The DG provides one interesting feature that I don't think was mentioned above. We distinguish between publisher-added "navigational" text and user-added content (a couple of our custom packages support language tagging of content). This helps, for example, a user whose first language is Spanish but who can read English and French as well. We allow such users to specify a single navigation language but multiple content languages.
In a few cases, we bypass the TRN tags and use language-specific ADPs, switching the target of ad_return_template based on the user's setting. This is useful for pages containing HTML forms that we don't expect to change much.

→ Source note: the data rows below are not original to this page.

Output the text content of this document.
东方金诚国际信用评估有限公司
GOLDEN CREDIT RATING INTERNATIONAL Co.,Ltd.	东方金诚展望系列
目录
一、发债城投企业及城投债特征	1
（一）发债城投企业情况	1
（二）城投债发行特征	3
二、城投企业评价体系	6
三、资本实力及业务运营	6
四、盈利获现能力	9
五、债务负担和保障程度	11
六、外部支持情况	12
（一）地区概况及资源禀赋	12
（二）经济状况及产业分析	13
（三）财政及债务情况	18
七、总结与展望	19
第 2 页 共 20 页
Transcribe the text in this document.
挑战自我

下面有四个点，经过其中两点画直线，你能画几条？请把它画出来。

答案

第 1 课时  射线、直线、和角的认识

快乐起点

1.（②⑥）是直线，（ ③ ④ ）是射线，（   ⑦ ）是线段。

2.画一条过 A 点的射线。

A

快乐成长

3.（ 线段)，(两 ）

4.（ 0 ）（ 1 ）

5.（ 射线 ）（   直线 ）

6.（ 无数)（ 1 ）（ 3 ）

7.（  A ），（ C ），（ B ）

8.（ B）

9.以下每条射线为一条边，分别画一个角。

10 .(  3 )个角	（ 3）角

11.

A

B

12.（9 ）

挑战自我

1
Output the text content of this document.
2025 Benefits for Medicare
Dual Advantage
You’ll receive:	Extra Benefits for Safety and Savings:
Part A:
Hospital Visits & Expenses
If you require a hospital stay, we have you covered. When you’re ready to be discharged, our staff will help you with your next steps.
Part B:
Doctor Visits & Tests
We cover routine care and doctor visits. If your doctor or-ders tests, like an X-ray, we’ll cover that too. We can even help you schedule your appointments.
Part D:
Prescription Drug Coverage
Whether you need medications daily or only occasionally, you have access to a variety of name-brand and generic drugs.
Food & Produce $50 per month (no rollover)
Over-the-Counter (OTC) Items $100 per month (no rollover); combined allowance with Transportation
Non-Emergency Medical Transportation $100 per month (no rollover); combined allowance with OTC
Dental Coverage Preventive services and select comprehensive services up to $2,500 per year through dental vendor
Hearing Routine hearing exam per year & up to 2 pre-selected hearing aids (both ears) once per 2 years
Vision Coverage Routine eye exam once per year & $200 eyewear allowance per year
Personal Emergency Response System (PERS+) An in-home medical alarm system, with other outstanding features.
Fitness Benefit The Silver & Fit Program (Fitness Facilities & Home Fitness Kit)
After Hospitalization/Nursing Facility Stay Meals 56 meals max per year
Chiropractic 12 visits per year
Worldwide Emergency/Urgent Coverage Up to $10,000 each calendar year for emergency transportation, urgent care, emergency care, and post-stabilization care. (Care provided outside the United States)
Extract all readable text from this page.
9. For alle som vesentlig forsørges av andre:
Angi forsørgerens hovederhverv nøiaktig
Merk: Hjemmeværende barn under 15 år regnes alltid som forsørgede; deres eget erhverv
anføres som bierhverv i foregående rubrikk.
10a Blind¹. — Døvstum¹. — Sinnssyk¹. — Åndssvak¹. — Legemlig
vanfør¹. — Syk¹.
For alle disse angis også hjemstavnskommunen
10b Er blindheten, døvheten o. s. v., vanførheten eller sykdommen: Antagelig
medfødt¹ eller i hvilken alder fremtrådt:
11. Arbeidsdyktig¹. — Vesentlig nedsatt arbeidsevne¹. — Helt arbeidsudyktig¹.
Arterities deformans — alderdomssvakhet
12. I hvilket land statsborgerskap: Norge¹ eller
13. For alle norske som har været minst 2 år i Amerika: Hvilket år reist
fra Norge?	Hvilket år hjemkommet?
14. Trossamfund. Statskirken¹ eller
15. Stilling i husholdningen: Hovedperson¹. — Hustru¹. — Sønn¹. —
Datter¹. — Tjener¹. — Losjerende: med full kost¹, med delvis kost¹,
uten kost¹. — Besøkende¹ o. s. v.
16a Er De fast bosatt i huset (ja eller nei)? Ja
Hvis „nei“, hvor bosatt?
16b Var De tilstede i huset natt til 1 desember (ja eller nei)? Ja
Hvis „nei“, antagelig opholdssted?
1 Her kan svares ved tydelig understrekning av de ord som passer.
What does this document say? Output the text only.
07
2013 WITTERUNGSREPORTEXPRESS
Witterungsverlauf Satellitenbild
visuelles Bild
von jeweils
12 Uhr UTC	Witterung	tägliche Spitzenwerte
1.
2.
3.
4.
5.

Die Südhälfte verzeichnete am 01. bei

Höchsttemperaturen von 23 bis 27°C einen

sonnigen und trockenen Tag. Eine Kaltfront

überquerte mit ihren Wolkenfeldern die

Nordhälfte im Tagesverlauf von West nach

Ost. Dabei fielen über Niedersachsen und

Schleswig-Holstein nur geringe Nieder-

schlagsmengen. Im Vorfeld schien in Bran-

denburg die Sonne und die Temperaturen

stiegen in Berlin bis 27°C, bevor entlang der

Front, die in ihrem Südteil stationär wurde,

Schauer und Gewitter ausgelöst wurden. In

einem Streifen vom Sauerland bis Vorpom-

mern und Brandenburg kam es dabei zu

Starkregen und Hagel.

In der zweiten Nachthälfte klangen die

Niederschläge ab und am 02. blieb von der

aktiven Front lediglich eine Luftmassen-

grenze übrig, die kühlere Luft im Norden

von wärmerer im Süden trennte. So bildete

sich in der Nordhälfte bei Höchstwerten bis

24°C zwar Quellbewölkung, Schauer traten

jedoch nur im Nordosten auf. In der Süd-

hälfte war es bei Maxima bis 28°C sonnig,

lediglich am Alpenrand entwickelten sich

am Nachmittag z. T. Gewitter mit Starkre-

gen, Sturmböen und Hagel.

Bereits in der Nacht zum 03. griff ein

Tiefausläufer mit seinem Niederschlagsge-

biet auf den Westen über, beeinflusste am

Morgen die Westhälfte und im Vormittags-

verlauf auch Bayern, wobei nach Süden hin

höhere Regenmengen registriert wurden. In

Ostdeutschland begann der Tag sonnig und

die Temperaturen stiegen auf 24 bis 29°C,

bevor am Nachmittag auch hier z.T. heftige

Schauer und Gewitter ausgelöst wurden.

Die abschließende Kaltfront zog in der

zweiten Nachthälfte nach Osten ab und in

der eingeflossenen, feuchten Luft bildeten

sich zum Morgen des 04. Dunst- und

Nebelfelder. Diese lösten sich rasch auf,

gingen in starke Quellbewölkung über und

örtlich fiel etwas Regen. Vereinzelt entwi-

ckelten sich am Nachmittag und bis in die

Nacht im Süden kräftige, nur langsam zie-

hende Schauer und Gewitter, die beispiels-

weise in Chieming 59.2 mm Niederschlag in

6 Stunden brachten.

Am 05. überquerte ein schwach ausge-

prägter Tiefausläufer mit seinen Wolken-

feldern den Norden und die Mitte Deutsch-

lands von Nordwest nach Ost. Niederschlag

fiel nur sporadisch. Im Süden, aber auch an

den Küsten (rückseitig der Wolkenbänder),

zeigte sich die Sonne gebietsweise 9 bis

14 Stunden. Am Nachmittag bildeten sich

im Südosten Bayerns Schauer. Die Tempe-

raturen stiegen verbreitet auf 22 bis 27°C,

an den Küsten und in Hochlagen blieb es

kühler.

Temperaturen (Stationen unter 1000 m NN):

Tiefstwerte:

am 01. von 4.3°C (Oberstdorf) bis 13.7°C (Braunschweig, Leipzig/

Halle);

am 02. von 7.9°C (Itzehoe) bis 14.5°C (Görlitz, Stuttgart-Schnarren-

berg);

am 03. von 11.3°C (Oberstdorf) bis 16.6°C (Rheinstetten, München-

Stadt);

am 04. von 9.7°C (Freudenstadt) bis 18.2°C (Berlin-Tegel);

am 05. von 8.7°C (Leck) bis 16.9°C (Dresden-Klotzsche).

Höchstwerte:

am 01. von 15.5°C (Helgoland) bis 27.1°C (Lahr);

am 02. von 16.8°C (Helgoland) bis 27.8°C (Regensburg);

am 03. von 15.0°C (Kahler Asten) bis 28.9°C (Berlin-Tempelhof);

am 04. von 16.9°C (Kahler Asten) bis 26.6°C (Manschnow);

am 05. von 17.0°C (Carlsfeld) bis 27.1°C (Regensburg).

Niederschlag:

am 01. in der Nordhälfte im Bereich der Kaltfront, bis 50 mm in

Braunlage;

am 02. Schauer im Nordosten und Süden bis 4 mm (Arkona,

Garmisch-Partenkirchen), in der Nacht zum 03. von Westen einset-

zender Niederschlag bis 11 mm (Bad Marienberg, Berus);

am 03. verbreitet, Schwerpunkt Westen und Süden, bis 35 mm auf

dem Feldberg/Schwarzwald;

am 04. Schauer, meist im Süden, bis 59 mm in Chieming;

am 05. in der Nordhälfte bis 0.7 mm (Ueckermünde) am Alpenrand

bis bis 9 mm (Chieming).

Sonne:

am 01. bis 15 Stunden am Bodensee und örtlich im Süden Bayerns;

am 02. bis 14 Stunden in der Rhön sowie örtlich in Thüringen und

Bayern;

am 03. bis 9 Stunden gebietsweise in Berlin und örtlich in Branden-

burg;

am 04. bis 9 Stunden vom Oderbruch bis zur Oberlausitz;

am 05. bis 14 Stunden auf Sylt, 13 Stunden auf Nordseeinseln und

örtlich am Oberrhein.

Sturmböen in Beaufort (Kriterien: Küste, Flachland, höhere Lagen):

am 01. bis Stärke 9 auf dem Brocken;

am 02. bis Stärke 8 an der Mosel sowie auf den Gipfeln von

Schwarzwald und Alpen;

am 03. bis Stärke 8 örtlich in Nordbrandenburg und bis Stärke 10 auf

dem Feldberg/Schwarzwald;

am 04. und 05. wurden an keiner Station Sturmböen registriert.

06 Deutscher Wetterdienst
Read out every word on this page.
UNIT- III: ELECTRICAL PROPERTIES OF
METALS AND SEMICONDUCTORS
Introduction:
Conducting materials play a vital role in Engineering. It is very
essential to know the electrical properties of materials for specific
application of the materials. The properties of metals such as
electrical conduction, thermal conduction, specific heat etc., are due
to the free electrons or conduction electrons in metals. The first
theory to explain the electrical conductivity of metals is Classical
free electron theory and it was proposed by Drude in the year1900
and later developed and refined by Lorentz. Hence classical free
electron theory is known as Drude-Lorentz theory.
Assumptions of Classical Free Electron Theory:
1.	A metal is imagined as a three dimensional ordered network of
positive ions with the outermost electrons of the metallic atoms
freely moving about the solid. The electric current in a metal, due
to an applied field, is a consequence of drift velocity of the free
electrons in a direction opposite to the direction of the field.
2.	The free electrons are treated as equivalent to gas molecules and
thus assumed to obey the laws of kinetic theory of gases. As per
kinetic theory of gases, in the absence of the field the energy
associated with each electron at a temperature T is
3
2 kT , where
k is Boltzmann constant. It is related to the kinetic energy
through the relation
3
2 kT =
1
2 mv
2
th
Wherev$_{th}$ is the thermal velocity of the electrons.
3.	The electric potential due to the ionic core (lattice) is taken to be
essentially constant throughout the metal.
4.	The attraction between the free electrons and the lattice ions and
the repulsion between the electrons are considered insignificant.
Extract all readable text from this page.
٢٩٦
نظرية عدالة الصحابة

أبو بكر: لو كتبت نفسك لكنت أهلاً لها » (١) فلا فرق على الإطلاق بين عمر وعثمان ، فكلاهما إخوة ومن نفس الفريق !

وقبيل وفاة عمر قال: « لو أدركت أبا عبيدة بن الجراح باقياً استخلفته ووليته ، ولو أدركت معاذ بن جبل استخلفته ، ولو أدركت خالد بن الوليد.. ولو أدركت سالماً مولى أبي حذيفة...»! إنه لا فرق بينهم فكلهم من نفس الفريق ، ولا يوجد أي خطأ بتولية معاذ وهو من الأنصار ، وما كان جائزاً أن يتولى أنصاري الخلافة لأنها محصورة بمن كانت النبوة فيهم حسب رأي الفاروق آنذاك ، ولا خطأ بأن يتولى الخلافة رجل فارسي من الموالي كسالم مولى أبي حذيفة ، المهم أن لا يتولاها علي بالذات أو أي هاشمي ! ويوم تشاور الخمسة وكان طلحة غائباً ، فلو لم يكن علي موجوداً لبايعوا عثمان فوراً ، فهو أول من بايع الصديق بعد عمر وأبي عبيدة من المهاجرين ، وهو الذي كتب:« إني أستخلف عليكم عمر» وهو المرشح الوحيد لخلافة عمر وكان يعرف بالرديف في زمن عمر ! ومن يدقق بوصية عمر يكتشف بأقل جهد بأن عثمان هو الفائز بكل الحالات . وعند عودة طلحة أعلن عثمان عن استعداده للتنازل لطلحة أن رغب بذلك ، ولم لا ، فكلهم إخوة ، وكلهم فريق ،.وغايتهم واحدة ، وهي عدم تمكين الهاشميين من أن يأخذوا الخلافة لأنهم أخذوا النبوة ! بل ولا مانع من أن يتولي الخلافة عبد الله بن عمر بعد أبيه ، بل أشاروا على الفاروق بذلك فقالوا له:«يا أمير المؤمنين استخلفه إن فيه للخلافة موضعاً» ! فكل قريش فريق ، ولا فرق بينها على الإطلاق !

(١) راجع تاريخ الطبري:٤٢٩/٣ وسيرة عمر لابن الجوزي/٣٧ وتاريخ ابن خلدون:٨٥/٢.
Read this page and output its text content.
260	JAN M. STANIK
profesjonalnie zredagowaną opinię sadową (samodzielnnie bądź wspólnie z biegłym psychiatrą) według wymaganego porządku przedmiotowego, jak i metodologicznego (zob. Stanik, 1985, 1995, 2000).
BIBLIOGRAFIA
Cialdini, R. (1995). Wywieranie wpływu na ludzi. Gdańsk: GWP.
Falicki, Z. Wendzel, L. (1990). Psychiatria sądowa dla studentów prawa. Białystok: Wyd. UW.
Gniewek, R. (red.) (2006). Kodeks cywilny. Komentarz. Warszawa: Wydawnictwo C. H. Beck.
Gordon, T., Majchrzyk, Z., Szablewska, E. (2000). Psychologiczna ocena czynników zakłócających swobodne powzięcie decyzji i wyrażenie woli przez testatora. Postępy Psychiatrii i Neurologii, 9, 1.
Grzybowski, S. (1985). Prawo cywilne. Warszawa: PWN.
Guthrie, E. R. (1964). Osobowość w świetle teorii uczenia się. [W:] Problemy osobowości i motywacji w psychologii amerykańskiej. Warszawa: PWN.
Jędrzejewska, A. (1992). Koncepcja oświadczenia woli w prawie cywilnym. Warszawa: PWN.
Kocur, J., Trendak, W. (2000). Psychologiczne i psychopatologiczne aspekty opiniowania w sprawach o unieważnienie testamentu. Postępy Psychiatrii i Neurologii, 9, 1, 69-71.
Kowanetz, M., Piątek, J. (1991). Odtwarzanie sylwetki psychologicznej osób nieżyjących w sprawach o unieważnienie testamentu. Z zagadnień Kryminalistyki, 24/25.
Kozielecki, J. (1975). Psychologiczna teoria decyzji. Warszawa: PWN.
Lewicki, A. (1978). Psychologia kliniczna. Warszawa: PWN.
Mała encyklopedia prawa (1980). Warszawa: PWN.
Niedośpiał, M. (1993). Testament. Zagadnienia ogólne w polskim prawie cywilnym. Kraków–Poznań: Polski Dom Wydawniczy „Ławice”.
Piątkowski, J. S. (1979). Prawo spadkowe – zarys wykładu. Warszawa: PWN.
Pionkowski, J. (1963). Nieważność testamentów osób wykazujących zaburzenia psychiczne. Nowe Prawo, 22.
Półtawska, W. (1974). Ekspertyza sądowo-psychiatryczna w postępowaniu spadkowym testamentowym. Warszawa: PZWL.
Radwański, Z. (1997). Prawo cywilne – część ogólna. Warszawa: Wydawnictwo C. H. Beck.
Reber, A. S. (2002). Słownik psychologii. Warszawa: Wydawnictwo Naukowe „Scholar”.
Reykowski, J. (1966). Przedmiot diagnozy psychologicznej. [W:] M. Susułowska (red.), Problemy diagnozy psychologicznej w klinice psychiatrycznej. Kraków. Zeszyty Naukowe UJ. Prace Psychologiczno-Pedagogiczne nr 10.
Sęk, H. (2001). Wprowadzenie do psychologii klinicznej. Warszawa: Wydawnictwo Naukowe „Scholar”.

Good things about this system:
- A lot of functionality for not too much work
- Translators can view items in context before translating them
- No tcl-level programming intervention required to make items translatable or to add new translatable items Not-so-good things about this system:
- Internationalizing an existing ADP page can require a lot of tedious hand-editing to add the needed TRN tags. I've tooled around with some code that uses regexps to break up a markup page along "<" and ">" boundaries but haven't gone very far with it. I'd be happy to share the code and ideas with anyone who is interested.
- Our translation keys are global. Though we have some informal naming conventions, we have something of the system-wide sea of keys Don mentions above.
- We don't have an easy way to track all of the places that a key is used. This is helpful for ensuring consistency, i.e. that a translation is correct for all of the places where a key shows up (or helping us determine that new keys are needed).
- We haven't made any attempt at solving date- or currency-formatting issues. Not-so-good things that seem harder and more subtle:
- As Henry Minsky has pointed out elsewhere, Unicode/UTF-8 is not smart about fonts. Henry can describe it better than I, but the problem is that while two (or more) languages share certain characters, their "pretty" representation may depend on the language. So ultimately the right solution is probably to do the locale/charset negotiation and rely on the browser to pick a good font.
- Our system doesn't know anything about language constructs. I.e. it doesn't know that "le voiture" and "voiture" are related. As a final, mildly off-topic point, one of the cooler things to appear in recent months is this idea of a distributed translation database (see http://www.newscientist.com/news/news.jsp?id=ns99992115). This opens up the possibility of building something of long-lasting value with a much wider community, not to mention making translation help available through XML-RPC and SOAP.